Attention Satisfies: A Constraint-Satisfaction Lens on Factual Errors of Language Models
Yuksekgonul, Mert, Chandrasekaran, Varun, Jones, Erik, Gunasekar, Suriya, Naik, Ranjita, Palangi, Hamid, Kamar, Ece, Nushi, Besmira
We investigate the internal behavior of Transformer-based Large Language Models (LLMs) when they generate factually incorrect text. We propose modeling factual queries as Constraint Satisfaction Problems and use this framework to investigate how the model interacts internally with factual constraints. Specifically, we discover a strong positive relation between the model's attention to constraint tokens and the factual accuracy of its responses.
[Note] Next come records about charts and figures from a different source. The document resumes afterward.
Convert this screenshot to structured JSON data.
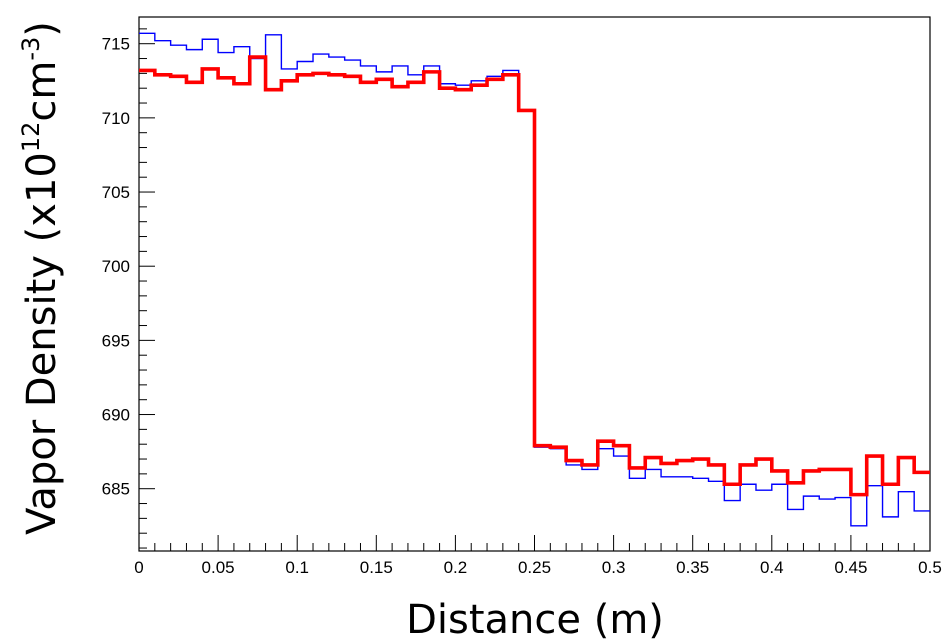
{
  "chart_data": {
    "type": "line",
    "style": "step-histogram",
    "xlabel": "Distance (m)",
    "ylabel_parts": {
      "base": "Vapor Density (x10",
      "exp1": "12",
      "mid": "cm",
      "exp2": "-3",
      "end": ")"
    },
    "xlim": [
      0,
      0.5
    ],
    "ylim": [
      680.8,
      716.8
    ],
    "x_ticks": [
      {
        "value": 0,
        "label": "0"
      },
      {
        "value": 0.05,
        "label": "0.05"
      },
      {
        "value": 0.1,
        "label": "0.1"
      },
      {
        "value": 0.15,
        "label": "0.15"
      },
      {
        "value": 0.2,
        "label": "0.2"
      },
      {
        "value": 0.25,
        "label": "0.25"
      },
      {
        "value": 0.3,
        "label": "0.3"
      },
      {
        "value": 0.35,
        "label": "0.35"
      },
      {
        "value": 0.4,
        "label": "0.4"
      },
      {
        "value": 0.45,
        "label": "0.45"
      },
      {
        "value": 0.5,
        "label": "0.5"
      }
    ],
    "y_ticks": [
      {
        "value": 685,
        "label": "685"
      },
      {
        "value": 690,
        "label": "690"
      },
      {
        "value": 695,
        "label": "695"
      },
      {
        "value": 700,
        "label": "700"
      },
      {
        "value": 705,
        "label": "705"
      },
      {
        "value": 710,
        "label": "710"
      },
      {
        "value": 715,
        "label": "715"
      }
    ],
    "y_minor_step": 1,
    "x_minor_step": 0.01,
    "bin_width": 0.01,
    "series": [
      {
        "color": "#0000ff",
        "values": [
          715.7,
          715.2,
          714.9,
          714.6,
          715.3,
          714.4,
          714.8,
          714.0,
          715.6,
          713.3,
          713.8,
          714.3,
          714.1,
          713.9,
          713.5,
          713.1,
          713.5,
          712.9,
          713.5,
          712.3,
          712.2,
          712.5,
          712.8,
          713.2,
          710.5,
          687.8,
          687.7,
          686.6,
          686.3,
          687.7,
          687.2,
          685.7,
          686.3,
          685.8,
          685.8,
          685.7,
          685.5,
          684.2,
          685.3,
          684.9,
          685.3,
          683.6,
          684.5,
          684.3,
          684.4,
          682.5,
          685.2,
          683.1,
          684.8,
          683.5
        ]
      },
      {
        "color": "#ff0000",
        "values": [
          713.2,
          712.9,
          712.8,
          712.4,
          713.3,
          712.7,
          712.3,
          714.1,
          711.9,
          712.5,
          712.9,
          713.0,
          712.9,
          712.8,
          712.4,
          712.6,
          712.1,
          712.4,
          713.1,
          712.0,
          711.9,
          712.2,
          712.6,
          712.9,
          710.5,
          687.9,
          687.8,
          686.9,
          686.6,
          688.2,
          687.9,
          686.4,
          687.1,
          686.7,
          686.9,
          687.0,
          686.6,
          685.3,
          686.6,
          687.0,
          686.2,
          685.4,
          686.2,
          686.3,
          686.3,
          684.6,
          687.2,
          685.3,
          687.1,
          686.1
        ]
      }
    ]
  }
}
In our curated suite of 11 datasets with over 40,000 prompts, we study the task of predicting factual errors with the Llama-2 family across all scales (7B, 13B, 70B). We propose SAT Probe, a method probing self-attention patterns, that can predict constraint satisfaction and factual errors, and allows early error identification. The approach and findings demonstrate how using the mechanistic understanding of factuality in LLMs can enhance reliability.